Quelques jours après la visite du président de la USCCB, l’archevêque Paul S. Coakley, au président Donald Trump, la Conférence épiscopale américaine a publié un communiqué officiel dans lequel Coakley et l’évêque Brendan J. Cahill, responsable du comité épiscopal sur la Migration, qualifient la mesure de « pas véritablement significatif » pour soutenir les services religieux essentiels aux États-Unis et éviter les « perturbations » dans les ministères et les œuvres consolidées.

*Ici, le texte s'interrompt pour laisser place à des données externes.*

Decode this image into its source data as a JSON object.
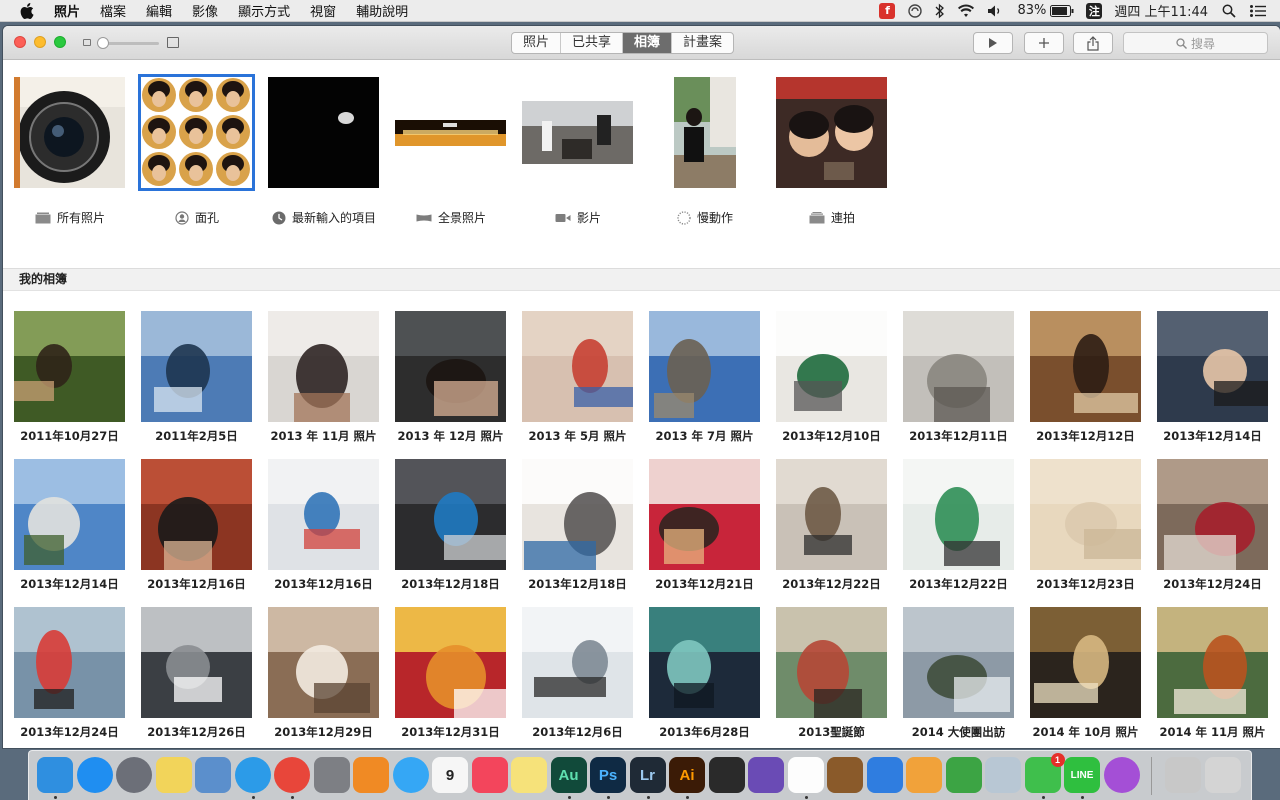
{
  "menubar": {
    "app_menu": "照片",
    "items": [
      "檔案",
      "編輯",
      "影像",
      "顯示方式",
      "視窗",
      "輔助說明"
    ],
    "battery": "83%",
    "input_method": "注",
    "clock": "週四 上午11:44"
  },
  "toolbar": {
    "tabs": [
      {
        "label": "照片",
        "active": false
      },
      {
        "label": "已共享",
        "active": false
      },
      {
        "label": "相簿",
        "active": true
      },
      {
        "label": "計畫案",
        "active": false
      }
    ],
    "search_placeholder": "搜尋"
  },
  "smart_albums": [
    {
      "label": "所有照片",
      "icon": "photos-stack-icon"
    },
    {
      "label": "面孔",
      "icon": "face-icon",
      "selected": true
    },
    {
      "label": "最新輸入的項目",
      "icon": "clock-icon"
    },
    {
      "label": "全景照片",
      "icon": "panorama-icon"
    },
    {
      "label": "影片",
      "icon": "video-camera-icon"
    },
    {
      "label": "慢動作",
      "icon": "slow-motion-icon"
    },
    {
      "label": "連拍",
      "icon": "burst-icon"
    }
  ],
  "section_title": "我的相簿",
  "albums": [
    {
      "title": "2011年10月27日"
    },
    {
      "title": "2011年2月5日"
    },
    {
      "title": "2013 年 11月 照片"
    },
    {
      "title": "2013 年 12月 照片"
    },
    {
      "title": "2013 年 5月 照片"
    },
    {
      "title": "2013 年 7月 照片"
    },
    {
      "title": "2013年12月10日"
    },
    {
      "title": "2013年12月11日"
    },
    {
      "title": "2013年12月12日"
    },
    {
      "title": "2013年12月14日"
    },
    {
      "title": "2013年12月14日"
    },
    {
      "title": "2013年12月16日"
    },
    {
      "title": "2013年12月16日"
    },
    {
      "title": "2013年12月18日"
    },
    {
      "title": "2013年12月18日"
    },
    {
      "title": "2013年12月21日"
    },
    {
      "title": "2013年12月22日"
    },
    {
      "title": "2013年12月22日"
    },
    {
      "title": "2013年12月23日"
    },
    {
      "title": "2013年12月24日"
    },
    {
      "title": "2013年12月24日"
    },
    {
      "title": "2013年12月26日"
    },
    {
      "title": "2013年12月29日"
    },
    {
      "title": "2013年12月31日"
    },
    {
      "title": "2013年12月6日"
    },
    {
      "title": "2013年6月28日"
    },
    {
      "title": "2013聖誕節"
    },
    {
      "title": "2014 大使團出訪"
    },
    {
      "title": "2014 年 10月 照片"
    },
    {
      "title": "2014 年 11月 照片"
    }
  ],
  "dock": {
    "apps": [
      {
        "name": "finder-icon"
      },
      {
        "name": "app-store-icon"
      },
      {
        "name": "launchpad-icon"
      },
      {
        "name": "stickies-icon"
      },
      {
        "name": "preview-icon"
      },
      {
        "name": "safari-icon"
      },
      {
        "name": "chrome-icon"
      },
      {
        "name": "system-preferences-icon"
      },
      {
        "name": "ibooks-icon"
      },
      {
        "name": "messages-icon"
      },
      {
        "name": "calendar-icon",
        "label": "9"
      },
      {
        "name": "itunes-icon"
      },
      {
        "name": "notes-icon"
      },
      {
        "name": "audition-icon",
        "label": "Au"
      },
      {
        "name": "photoshop-icon",
        "label": "Ps"
      },
      {
        "name": "lightroom-icon",
        "label": "Lr"
      },
      {
        "name": "illustrator-icon",
        "label": "Ai"
      },
      {
        "name": "final-cut-icon"
      },
      {
        "name": "motion-icon"
      },
      {
        "name": "photos-icon"
      },
      {
        "name": "garageband-icon"
      },
      {
        "name": "keynote-icon"
      },
      {
        "name": "pages-icon"
      },
      {
        "name": "numbers-icon"
      },
      {
        "name": "preview-photos-icon"
      },
      {
        "name": "facetime-icon",
        "badge": "1"
      },
      {
        "name": "line-icon",
        "label": "LINE"
      },
      {
        "name": "question-icon"
      },
      {
        "name": "downloads-icon"
      },
      {
        "name": "trash-icon"
      }
    ]
  }
}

Les prélats remercient explicitement l’Administration pour son travail visant à affronter les difficultés qui affectent les « travailleurs religieux nés à l’étranger », leurs employeurs et les communautés qu’ils servent.
Le changement concret : que se passe-t-il avec le visa R-1
En termes pratiques, le visa R-1 est le permis qui permet aux prêtres, religieux et autres travailleurs de confessions reconnues d’exercer leur mission aux États-Unis.
Jusqu’à présent, ceux qui épuisaient la durée maximale de séjour avec ce visa (généralement cinq ans) devaient quitter le pays et, s’ils demandaient un nouveau R-1, étaient obligés de rester au moins un an hors des États-Unis avant de pouvoir revenir.
La norme annoncée par l’Administration de Trump (une Interim Final Rule, prévue pour être publiée dans le Federal Register) supprime cette « année obligatoire » hors du pays : il n’y aura plus de temps minimum hors du pays entre les visas R-1, à condition que les autres exigences soient remplies.
En pratique, cette exigence d’« un an hors du pays » provoquait des vides dans les paroisses, les chapellenies, les écoles et les œuvres sociales lorsque le prêtre ou le religieux qui les gérait devait partir par obligation administrative. Cela affecte particulièrement les diocèses en manque de clergé et les zones isolées, où le remplacement est difficile ou directement impossible.
La USCCB souligne que le changement offre un soulagement tandis que les religieux attendent la résidence permanente (green card), un processus qui —selon les évêques— s’est allongé jusqu’à des délais de « plusieurs décennies » pour certains demandeurs.
Les évêques demandent une solution législative plus large
Bien qu’ils célèbrent la mesure, Coakley et Cahill ajoutent qu’elle n’est pas suffisante. Pour « fournir tout le soulagement nécessaire » et protéger pleinement l’exercice de la liberté religieuse, les évêques exhortent le Congrès à approuver la Religious Workforce Protection Act, une proposition soutenue de manière bipartisane qui, selon eux, apporterait une stabilité à long terme à ces communautés et aux travailleurs religieux.